What does the future for children growing up look like? Is it possible to have both an environment that is nourishing and also sustainable for the planet? Last week, A future for the world’s children? A WHO–UNICEF–Lancet Commission was published in the Lancet. It explores environments conducive to childhood flourishing in 180 countries of the world. Children’s rights were broadly grouped as:
- The right to be educated
- The right to be heard
- The right to be healthy
- The right to be protected
- The right to be treated fairly
How did the UK rank?
The UK ranked 10 out of 180 for providing an environment where children are able to flourish. Not too bad on first glance. However, the outlook is bleak when looking at sustainability and the environment. It seems as though countries are forced to choose between an environment ripe for children to flourish and an environment that flourishes.
Let’s explore this a bit further.
We took data from the Lancet article and mapped some key variables against each other to get a better overall picture of the report’s findings. Three elements of the data were used: the childhood flourishing index, CO2 emissions per capita and performance in comparison to the 2030 CO2 targets for the 180 countries included in the report. These were then visualised into a long infographic below.

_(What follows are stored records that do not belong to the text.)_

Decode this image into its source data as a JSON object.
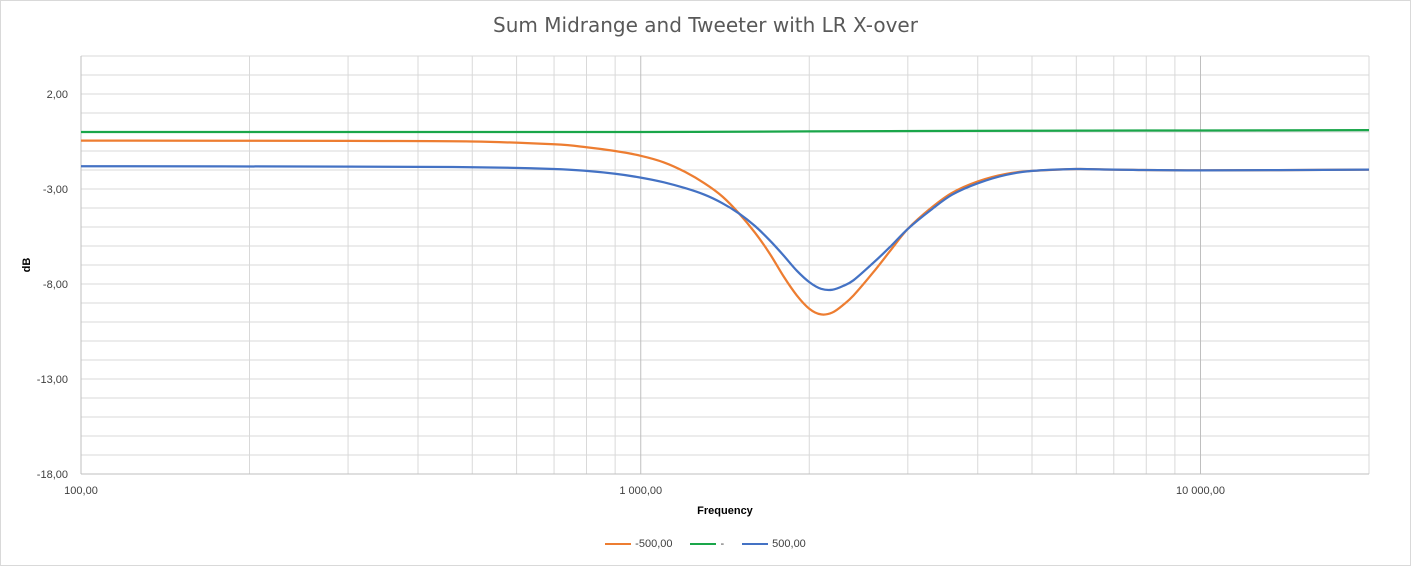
{
  "chart_data": {
    "type": "line",
    "title": "Sum Midrange and Tweeter with LR X-over",
    "xlabel": "Frequency",
    "ylabel": "dB",
    "x_scale": "log",
    "xlim": [
      100,
      20000
    ],
    "ylim": [
      -18,
      4
    ],
    "y_ticks": [
      {
        "value": 2,
        "label": "2,00"
      },
      {
        "value": -3,
        "label": "-3,00"
      },
      {
        "value": -8,
        "label": "-8,00"
      },
      {
        "value": -13,
        "label": "-13,00"
      },
      {
        "value": -18,
        "label": "-18,00"
      }
    ],
    "x_ticks": [
      {
        "value": 100,
        "label": "100,00"
      },
      {
        "value": 1000,
        "label": "1 000,00"
      },
      {
        "value": 10000,
        "label": "10 000,00"
      }
    ],
    "grid": true,
    "minor_grid": true,
    "legend_position": "bottom",
    "series": [
      {
        "name": "-500,00",
        "color": "#ed7d31",
        "points": [
          [
            100,
            -0.45
          ],
          [
            300,
            -0.47
          ],
          [
            500,
            -0.5
          ],
          [
            700,
            -0.65
          ],
          [
            800,
            -0.8
          ],
          [
            900,
            -1.0
          ],
          [
            1000,
            -1.25
          ],
          [
            1100,
            -1.6
          ],
          [
            1200,
            -2.1
          ],
          [
            1300,
            -2.7
          ],
          [
            1400,
            -3.4
          ],
          [
            1500,
            -4.3
          ],
          [
            1600,
            -5.3
          ],
          [
            1700,
            -6.4
          ],
          [
            1800,
            -7.6
          ],
          [
            1900,
            -8.6
          ],
          [
            2000,
            -9.3
          ],
          [
            2100,
            -9.6
          ],
          [
            2200,
            -9.5
          ],
          [
            2300,
            -9.1
          ],
          [
            2400,
            -8.6
          ],
          [
            2600,
            -7.4
          ],
          [
            2800,
            -6.2
          ],
          [
            3000,
            -5.1
          ],
          [
            3300,
            -4.0
          ],
          [
            3600,
            -3.2
          ],
          [
            4000,
            -2.6
          ],
          [
            4500,
            -2.2
          ],
          [
            5000,
            -2.05
          ],
          [
            6000,
            -1.95
          ],
          [
            7000,
            -1.98
          ],
          [
            10000,
            -2.02
          ],
          [
            20000,
            -1.98
          ]
        ]
      },
      {
        "name": "-",
        "color": "#1aa64a",
        "points": [
          [
            100,
            0.0
          ],
          [
            500,
            0.0
          ],
          [
            1000,
            0.0
          ],
          [
            2000,
            0.03
          ],
          [
            5000,
            0.07
          ],
          [
            10000,
            0.08
          ],
          [
            20000,
            0.1
          ]
        ]
      },
      {
        "name": "500,00",
        "color": "#4472c4",
        "points": [
          [
            100,
            -1.8
          ],
          [
            300,
            -1.82
          ],
          [
            500,
            -1.85
          ],
          [
            700,
            -1.95
          ],
          [
            800,
            -2.05
          ],
          [
            900,
            -2.2
          ],
          [
            1000,
            -2.4
          ],
          [
            1100,
            -2.65
          ],
          [
            1200,
            -2.95
          ],
          [
            1300,
            -3.3
          ],
          [
            1400,
            -3.75
          ],
          [
            1500,
            -4.3
          ],
          [
            1600,
            -4.95
          ],
          [
            1700,
            -5.7
          ],
          [
            1800,
            -6.5
          ],
          [
            1900,
            -7.3
          ],
          [
            2000,
            -7.9
          ],
          [
            2100,
            -8.25
          ],
          [
            2200,
            -8.3
          ],
          [
            2300,
            -8.1
          ],
          [
            2400,
            -7.8
          ],
          [
            2600,
            -6.9
          ],
          [
            2800,
            -6.0
          ],
          [
            3000,
            -5.1
          ],
          [
            3300,
            -4.1
          ],
          [
            3600,
            -3.3
          ],
          [
            4000,
            -2.7
          ],
          [
            4500,
            -2.25
          ],
          [
            5000,
            -2.05
          ],
          [
            6000,
            -1.95
          ],
          [
            7000,
            -1.98
          ],
          [
            10000,
            -2.02
          ],
          [
            20000,
            -1.98
          ]
        ]
      }
    ]
  }
}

There are interesting patterns for the top 10 and bottom 10 performing countries.
Important note: Of course we acknowledge that correlation does not necessarily equate to causation.
- Children are most likely to flourish in higher income countries.
- Higher income countries are often some of the biggest polluters.
- Higher income countries are generally not the ones meeting the 2030 C02 emissions targets.
- None of the top 10 countries of the childhood flourishing index are currently meeting the 2030 CO2 targets. All 10 of the bottom countries currently do.
- It looks like no country is currently is achieving the best of both worlds: an environment for children to flourish in and sustainability for our planet.
Clearly, there is work to be done to tackle this apparent inverse relationship between our children’s future and sustainability for out planet.
Surely in the long-term they are one and the same?